Let's start with a simple life example. For example, if you need a lot of money to do business, and now your available asset is a small car.
Staking
This means that you need to physically hand over the car to the lender, such as a bank or lending institution. When the business improves, you can drive away after paying off the loan. If you can't repay your loan on time, the bank or lender can sell your car to recover the loan.
Mortgage
This means that the car is still under your control and can be used normally. When the business improves, the mortgage can be released after the loan is repaid. But if you fail to repay the loan, you will need to go through a complicated legal process and eventually lose your car.
The above example is relatively simple, but the actual situation is complex, and the core differences are as follows:
Ownership: The ownership of the assets in the pledge is in the lending institution. In the mortgage, although the assets are used as collateral for the loan, the borrower still has the ownership and full use of the assets.
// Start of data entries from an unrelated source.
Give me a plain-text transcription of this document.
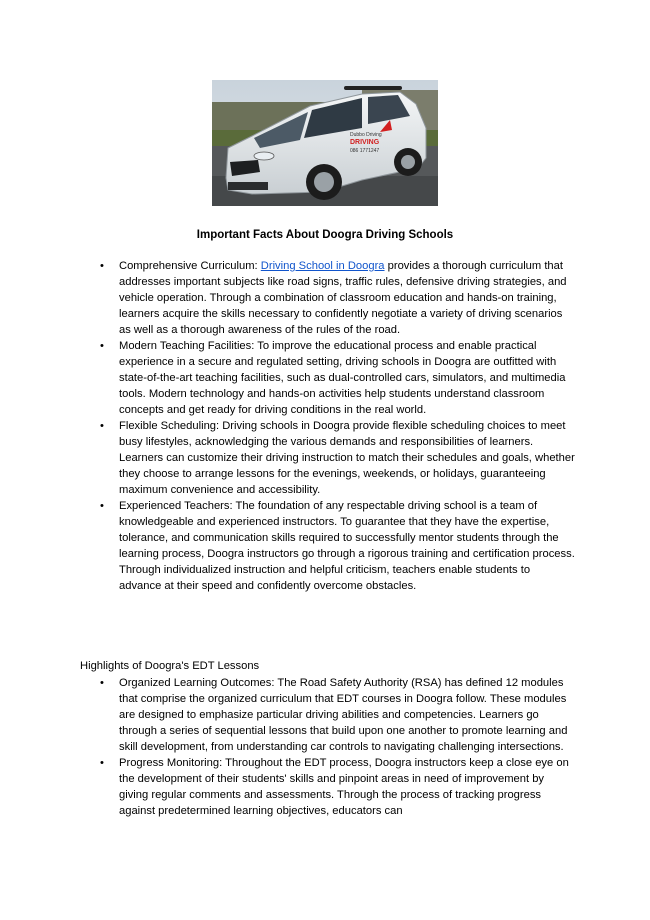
Dubbo Driving
DRIVING
086 1771247
Important Facts About Doogra Driving Schools
• Comprehensive Curriculum: Driving School in Doogra provides a thorough curriculum that addresses important subjects like road signs, traffic rules, defensive driving strategies, and vehicle operation. Through a combination of classroom education and hands-on training, learners acquire the skills necessary to confidently negotiate a variety of driving scenarios as well as a thorough awareness of the rules of the road.
• Modern Teaching Facilities: To improve the educational process and enable practical experience in a secure and regulated setting, driving schools in Doogra are outfitted with state-of-the-art teaching facilities, such as dual-controlled cars, simulators, and multimedia tools. Modern technology and hands-on activities help students understand classroom concepts and get ready for driving conditions in the real world.
• Flexible Scheduling: Driving schools in Doogra provide flexible scheduling choices to meet busy lifestyles, acknowledging the various demands and responsibilities of learners. Learners can customize their driving instruction to match their schedules and goals, whether they choose to arrange lessons for the evenings, weekends, or holidays, guaranteeing maximum convenience and accessibility.
• Experienced Teachers: The foundation of any respectable driving school is a team of knowledgeable and experienced instructors. To guarantee that they have the expertise, tolerance, and communication skills required to successfully mentor students through the learning process, Doogra instructors go through a rigorous training and certification process. Through individualized instruction and helpful criticism, teachers enable students to advance at their speed and confidently overcome obstacles.
Highlights of Doogra's EDT Lessons
• Organized Learning Outcomes: The Road Safety Authority (RSA) has defined 12 modules that comprise the organized curriculum that EDT courses in Doogra follow. These modules are designed to emphasize particular driving abilities and competencies. Learners go through a series of sequential lessons that build upon one another to promote learning and skill development, from understanding car controls to navigating challenging intersections.
• Progress Monitoring: Throughout the EDT process, Doogra instructors keep a close eye on the development of their students' skills and pinpoint areas in need of improvement by giving regular comments and assessments. Through the process of tracking progress against predetermined learning objectives, educators can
Asset type: Pledges are generally movable assets that are convenient to move, such as **, bonds and **. A mortgage is usually a real property, such as a property or a vehicle.
Disposal PowersThe disposal of the pledged assets is relatively simple and straightforward, and the lender can directly ** the pledged assets to recover the loan without a court judgment. The process of mortgaging assets is more complicated and usually requires a series of legal procedures, including court judgments.
The advantages and disadvantages are also obvious according to different differences.
Staking
Pros: Fast access to funds, simplified procedures.
Disadvantages: Assets are unavailable, lender risk is high.
Mortgage
Advantages: Retention of title, controllable lender risk.
Disadvantages: Longer processing process and possible additional costs such as attorney fees and court costs.